Actually thats the only 'pattern'. All formats of the missing road seems to be missing.

Bladtman242 8 Junior Poster · Answer 6 · 2012-05-07T19:28:20+00:00

Here are a few examples:

<Bakkehaven##Kalundborg;444900
< Bakkehaven#4400#Kalundborg;444900
< Kalundborg#4400#Bakkehaven;444900
< Kalundborg##Bakkehaven;444900
< Gyvelvej##Jerup;8286
< Gyvelvej#9981#Jerup;8286
< Jerup#9981#Gyvelvej;8286
< Jerup##Gyvelvej;8286

It seems when an entry is ignored, all entries/formats of that specific road/city combination are ignored.
But it's not specific to the road name. There are other streets by the name "Gyvelvej" from other cities that are present in both the long and short output.
Ass well as other streets from the city Jerup are present.

NormR1 563 Posting Sage Team Colleague · Answer 7 · 2012-05-07T19:36:51+00:00

what does ignored mean?
Left out of the Set because it is a duplicate?
Or left out of the Set with no known reason?
I assume the latter and that what you are trying to find out is the reason the item was not included in the Set. You are 100% sure that there is not a Road object with the same name and zipcode already in the Set.

Your equals() method does not look at city or id.

Bladtman242 8 Junior Poster · Answer 8 · 2012-05-07T20:05:47+00:00

Sorry, it means it's not in the output file, and it is supposed to be.
The equals() method looks only at zip and street name. The id isn't really defining for a street , and the city is represented by the zip.
(a street has serveral id's though only is used, and several streets can have the same id.
I compare by zip instead of city because the zip can be read in prior to the city name.
(The data set contains zip codes but not city names, the zips are then mapped to city names later, from another file).

NormR1 563 Posting Sage Team Colleague · Answer 9 · 2012-05-07T20:12:52+00:00

You need to find out why the missing entry is not in the Set. It must be equal to another entry. You need to find that entry. If you know of a name and zip that are not in the Set but should be, add some debug code to the equals method to test for that name and zip and print out a message every time it sees it. If you get 2 print outs you will know the there are more than one and that is the reason the second is not in the Set.
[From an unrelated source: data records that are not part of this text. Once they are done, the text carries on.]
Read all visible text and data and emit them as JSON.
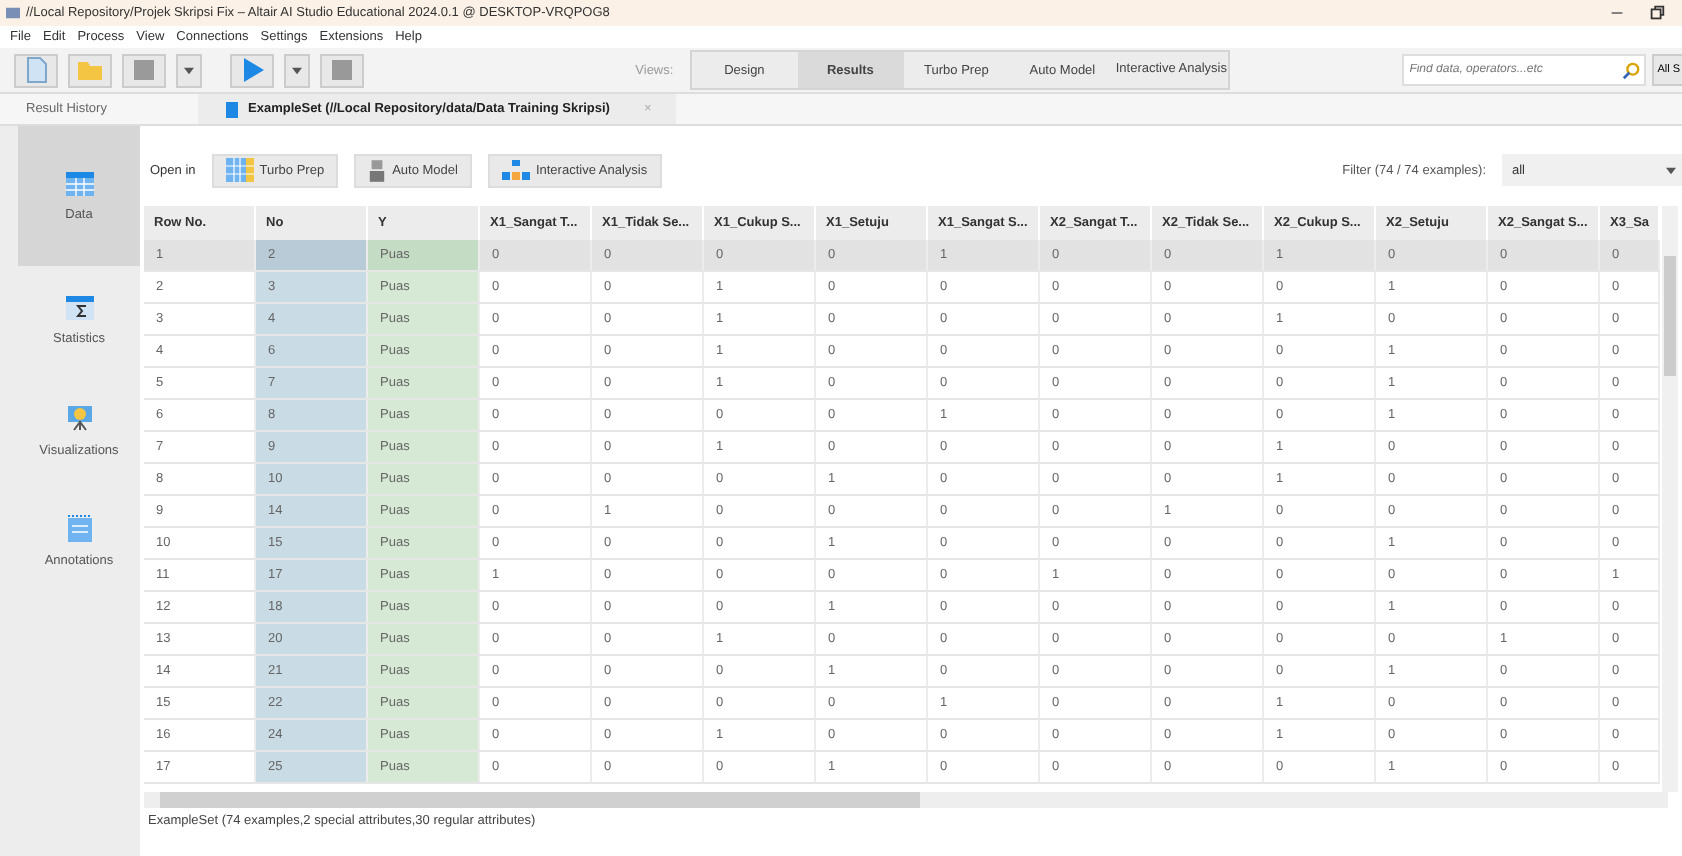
{
  "window": {
    "title": "//Local Repository/Projek Skripsi Fix – Altair AI Studio Educational 2024.0.1 @ DESKTOP-VRQPOG8"
  },
  "menu": [
    "File",
    "Edit",
    "Process",
    "View",
    "Connections",
    "Settings",
    "Extensions",
    "Help"
  ],
  "views": {
    "label": "Views:",
    "items": [
      {
        "label": "Design",
        "selected": false
      },
      {
        "label": "Results",
        "selected": true
      },
      {
        "label": "Turbo Prep",
        "selected": false
      },
      {
        "label": "Auto Model",
        "selected": false
      },
      {
        "label": "Interactive Analysis",
        "selected": false
      }
    ]
  },
  "search": {
    "placeholder": "Find data, operators...etc",
    "scope": "All S"
  },
  "tabs": [
    {
      "label": "Result History",
      "kind": "plain",
      "selected": false
    },
    {
      "label": "ExampleSet (//Local Repository/data/Data Training Skripsi)",
      "kind": "doc",
      "selected": true,
      "close": "×"
    }
  ],
  "sidebar": {
    "items": [
      {
        "label": "Data",
        "kind": "table",
        "selected": true
      },
      {
        "label": "Statistics",
        "kind": "sigma",
        "selected": false
      },
      {
        "label": "Visualizations",
        "kind": "chart",
        "selected": false
      },
      {
        "label": "Annotations",
        "kind": "note",
        "selected": false
      }
    ]
  },
  "open_in": {
    "label": "Open in",
    "buttons": [
      {
        "label": "Turbo Prep",
        "kind": "grid"
      },
      {
        "label": "Auto Model",
        "kind": "robot"
      },
      {
        "label": "Interactive Analysis",
        "kind": "tree"
      }
    ]
  },
  "filter": {
    "label": "Filter (74 / 74 examples):",
    "value": "all"
  },
  "table": {
    "columns": [
      {
        "label": "Row No.",
        "kind": "index"
      },
      {
        "label": "No",
        "kind": "id"
      },
      {
        "label": "Y",
        "kind": "label"
      },
      {
        "label": "X1_Sangat T...",
        "kind": "regular"
      },
      {
        "label": "X1_Tidak Se...",
        "kind": "regular"
      },
      {
        "label": "X1_Cukup S...",
        "kind": "regular"
      },
      {
        "label": "X1_Setuju",
        "kind": "regular"
      },
      {
        "label": "X1_Sangat S...",
        "kind": "regular"
      },
      {
        "label": "X2_Sangat T...",
        "kind": "regular"
      },
      {
        "label": "X2_Tidak Se...",
        "kind": "regular"
      },
      {
        "label": "X2_Cukup S...",
        "kind": "regular"
      },
      {
        "label": "X2_Setuju",
        "kind": "regular"
      },
      {
        "label": "X2_Sangat S...",
        "kind": "regular"
      },
      {
        "label": "X3_Sa",
        "kind": "regular"
      }
    ],
    "rows": [
      {
        "selected": true,
        "cells": [
          "1",
          "2",
          "Puas",
          "0",
          "0",
          "0",
          "0",
          "1",
          "0",
          "0",
          "1",
          "0",
          "0",
          "0"
        ]
      },
      {
        "selected": false,
        "cells": [
          "2",
          "3",
          "Puas",
          "0",
          "0",
          "1",
          "0",
          "0",
          "0",
          "0",
          "0",
          "1",
          "0",
          "0"
        ]
      },
      {
        "selected": false,
        "cells": [
          "3",
          "4",
          "Puas",
          "0",
          "0",
          "1",
          "0",
          "0",
          "0",
          "0",
          "1",
          "0",
          "0",
          "0"
        ]
      },
      {
        "selected": false,
        "cells": [
          "4",
          "6",
          "Puas",
          "0",
          "0",
          "1",
          "0",
          "0",
          "0",
          "0",
          "0",
          "1",
          "0",
          "0"
        ]
      },
      {
        "selected": false,
        "cells": [
          "5",
          "7",
          "Puas",
          "0",
          "0",
          "1",
          "0",
          "0",
          "0",
          "0",
          "0",
          "1",
          "0",
          "0"
        ]
      },
      {
        "selected": false,
        "cells": [
          "6",
          "8",
          "Puas",
          "0",
          "0",
          "0",
          "0",
          "1",
          "0",
          "0",
          "0",
          "1",
          "0",
          "0"
        ]
      },
      {
        "selected": false,
        "cells": [
          "7",
          "9",
          "Puas",
          "0",
          "0",
          "1",
          "0",
          "0",
          "0",
          "0",
          "1",
          "0",
          "0",
          "0"
        ]
      },
      {
        "selected": false,
        "cells": [
          "8",
          "10",
          "Puas",
          "0",
          "0",
          "0",
          "1",
          "0",
          "0",
          "0",
          "1",
          "0",
          "0",
          "0"
        ]
      },
      {
        "selected": false,
        "cells": [
          "9",
          "14",
          "Puas",
          "0",
          "1",
          "0",
          "0",
          "0",
          "0",
          "1",
          "0",
          "0",
          "0",
          "0"
        ]
      },
      {
        "selected": false,
        "cells": [
          "10",
          "15",
          "Puas",
          "0",
          "0",
          "0",
          "1",
          "0",
          "0",
          "0",
          "0",
          "1",
          "0",
          "0"
        ]
      },
      {
        "selected": false,
        "cells": [
          "11",
          "17",
          "Puas",
          "1",
          "0",
          "0",
          "0",
          "0",
          "1",
          "0",
          "0",
          "0",
          "0",
          "1"
        ]
      },
      {
        "selected": false,
        "cells": [
          "12",
          "18",
          "Puas",
          "0",
          "0",
          "0",
          "1",
          "0",
          "0",
          "0",
          "0",
          "1",
          "0",
          "0"
        ]
      },
      {
        "selected": false,
        "cells": [
          "13",
          "20",
          "Puas",
          "0",
          "0",
          "1",
          "0",
          "0",
          "0",
          "0",
          "0",
          "0",
          "1",
          "0"
        ]
      },
      {
        "selected": false,
        "cells": [
          "14",
          "21",
          "Puas",
          "0",
          "0",
          "0",
          "1",
          "0",
          "0",
          "0",
          "0",
          "1",
          "0",
          "0"
        ]
      },
      {
        "selected": false,
        "cells": [
          "15",
          "22",
          "Puas",
          "0",
          "0",
          "0",
          "0",
          "1",
          "0",
          "0",
          "1",
          "0",
          "0",
          "0"
        ]
      },
      {
        "selected": false,
        "cells": [
          "16",
          "24",
          "Puas",
          "0",
          "0",
          "1",
          "0",
          "0",
          "0",
          "0",
          "1",
          "0",
          "0",
          "0"
        ]
      },
      {
        "selected": false,
        "cells": [
          "17",
          "25",
          "Puas",
          "0",
          "0",
          "0",
          "1",
          "0",
          "0",
          "0",
          "0",
          "1",
          "0",
          "0"
        ]
      }
    ]
  },
  "status_bar": "ExampleSet (74 examples,2 special attributes,30 regular attributes)"
}
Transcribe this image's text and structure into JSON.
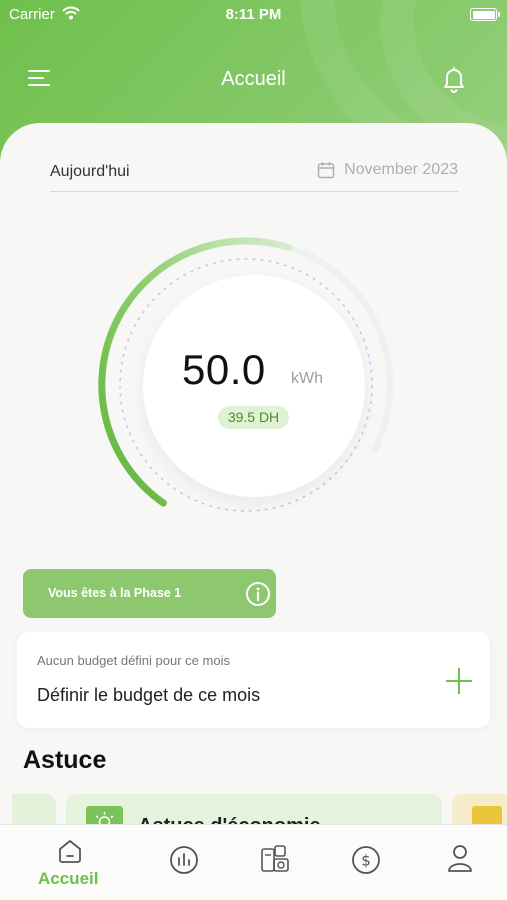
{
  "status_bar": {
    "carrier": "Carrier",
    "time": "8:11 PM"
  },
  "header": {
    "title": "Accueil"
  },
  "date_row": {
    "today_label": "Aujourd'hui",
    "month_label": "November 2023"
  },
  "consumption": {
    "value": "50.0",
    "unit": "kWh",
    "cost": "39.5 DH",
    "gauge_fraction": 0.62
  },
  "phase": {
    "label": "Vous êtes à la Phase  1"
  },
  "budget": {
    "subtitle": "Aucun budget défini pour ce mois",
    "title": "Définir le budget de ce mois"
  },
  "tips": {
    "section_title": "Astuce",
    "card_title": "Astuce d'économie"
  },
  "tabbar": {
    "active_label": "Accueil"
  },
  "colors": {
    "accent": "#6fc04c",
    "header_green": "#86c96a",
    "phase_green": "#8dc86e",
    "badge_bg": "#dff3d4",
    "tip_yellow": "#eac43b"
  },
  "icons": {
    "menu": "menu-icon",
    "bell": "bell-icon",
    "calendar": "calendar-icon",
    "info": "info-icon",
    "plus": "plus-icon",
    "home": "home-icon",
    "stats": "bar-chart-icon",
    "devices": "appliances-icon",
    "money": "dollar-icon",
    "profile": "user-icon"
  }
}
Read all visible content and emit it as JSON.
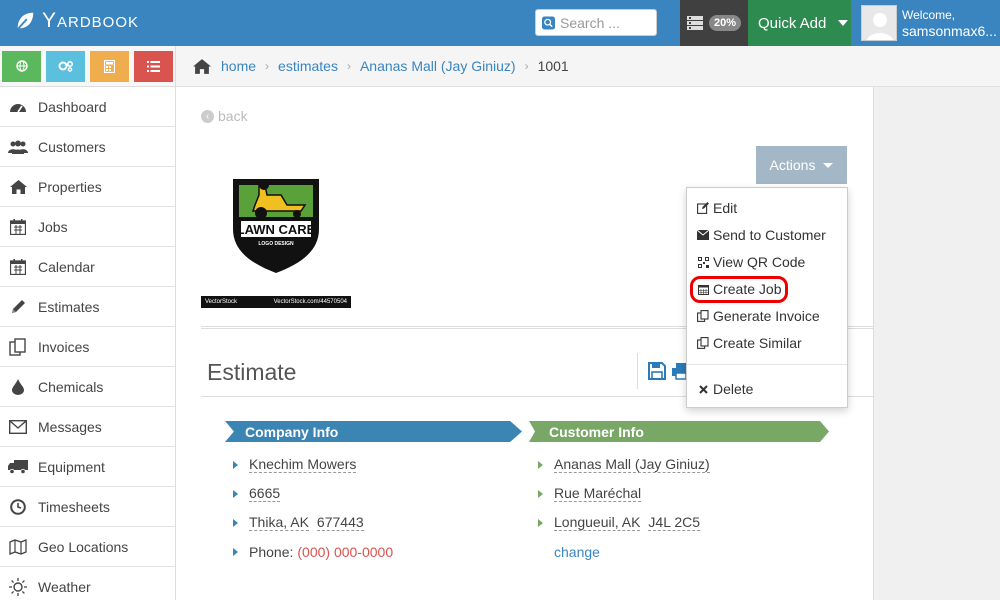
{
  "app": {
    "logo_text": "Yardbook"
  },
  "topbar": {
    "search_placeholder": "Search ...",
    "storage_badge": "20%",
    "quick_add_label": "Quick Add",
    "user_welcome": "Welcome,",
    "user_name": "samsonmax6..."
  },
  "sidebar": {
    "quick_buttons": [
      {
        "icon": "globe-icon",
        "color": "#5cb85c"
      },
      {
        "icon": "gears-icon",
        "color": "#5bc0de"
      },
      {
        "icon": "calculator-icon",
        "color": "#f0ad4e"
      },
      {
        "icon": "list-icon",
        "color": "#d9534f"
      }
    ],
    "items": [
      {
        "label": "Dashboard",
        "icon": "dashboard-icon"
      },
      {
        "label": "Customers",
        "icon": "users-icon"
      },
      {
        "label": "Properties",
        "icon": "home-icon"
      },
      {
        "label": "Jobs",
        "icon": "calendar-icon"
      },
      {
        "label": "Calendar",
        "icon": "calendar-icon"
      },
      {
        "label": "Estimates",
        "icon": "pencil-icon"
      },
      {
        "label": "Invoices",
        "icon": "copy-icon"
      },
      {
        "label": "Chemicals",
        "icon": "drop-icon"
      },
      {
        "label": "Messages",
        "icon": "envelope-icon"
      },
      {
        "label": "Equipment",
        "icon": "truck-icon"
      },
      {
        "label": "Timesheets",
        "icon": "clock-icon"
      },
      {
        "label": "Geo Locations",
        "icon": "map-icon"
      },
      {
        "label": "Weather",
        "icon": "sun-icon"
      }
    ]
  },
  "breadcrumb": {
    "items": [
      "home",
      "estimates",
      "Ananas Mall (Jay Giniuz)"
    ],
    "current": "1001"
  },
  "main": {
    "back_label": "back",
    "actions_label": "Actions",
    "logo_main_text": "LAWN CARE",
    "logo_sub_text": "LOGO DESIGN",
    "watermark_left": "VectorStock",
    "watermark_right": "VectorStock.com/44570504",
    "estimate_title": "Estimate",
    "company_header": "Company Info",
    "customer_header": "Customer Info",
    "company": {
      "name": "Knechim Mowers",
      "street": "6665",
      "city_state": "Thika, AK",
      "zip": "677443",
      "phone_label": "Phone:",
      "phone": "(000) 000-0000"
    },
    "customer": {
      "name": "Ananas Mall (Jay Giniuz)",
      "street": "Rue Maréchal",
      "city_state": "Longueuil, AK",
      "zip": "J4L 2C5",
      "change_label": "change"
    }
  },
  "dropdown": {
    "items": [
      {
        "label": "Edit",
        "icon": "edit-icon"
      },
      {
        "label": "Send to Customer",
        "icon": "envelope-icon"
      },
      {
        "label": "View QR Code",
        "icon": "qrcode-icon"
      },
      {
        "label": "Create Job",
        "icon": "calendar-icon"
      },
      {
        "label": "Generate Invoice",
        "icon": "copy-icon"
      },
      {
        "label": "Create Similar",
        "icon": "copy-icon"
      }
    ],
    "delete_label": "Delete",
    "highlighted": "Create Job"
  },
  "colors": {
    "brand_blue": "#3a85c0",
    "quick_add_green": "#2e8b4f",
    "company_ribbon": "#3a85b4",
    "customer_ribbon": "#79a766",
    "highlight_red": "#ee0000"
  }
}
Bladtman242 8 Junior Poster · Answer 10 · 2012-05-07T21:19:45+00:00

I am going to beat my self over the head with this:
Flushing the outputstream did it.
The original problem was that I didn't override hashCode().
Fixing that didn't seem like a fix because it still skipped some lines :)
I'm hessitant to say so, because the output is still only 13 MB, and not the ~50 I was expecting, but it seems to have done the trick.
Thank you very much for your help and patience :)

NormR1 563 Posting Sage Team Colleague · Answer 11 · 2012-05-07T21:25:08+00:00

Glad you got it working. I had expected your debug print outs to show the size of the Set that you'd be using to determine how many were found. I guess you did not look at that because you would have seen that the size of the Set was larger than the size of the file.

Bladtman242 8 Junior Poster · Answer 12 · 2012-05-07T21:46:19+00:00

Actually that is (kind of) how I found out. I found that the set was complete when the file was not :)

NormR1 563 Posting Sage Team Colleague · Answer 13 · 2012-05-07T21:48:27+00:00

NormR1 563 Posting Sage

13 Years Ago

printlns are a useful tool for debugging.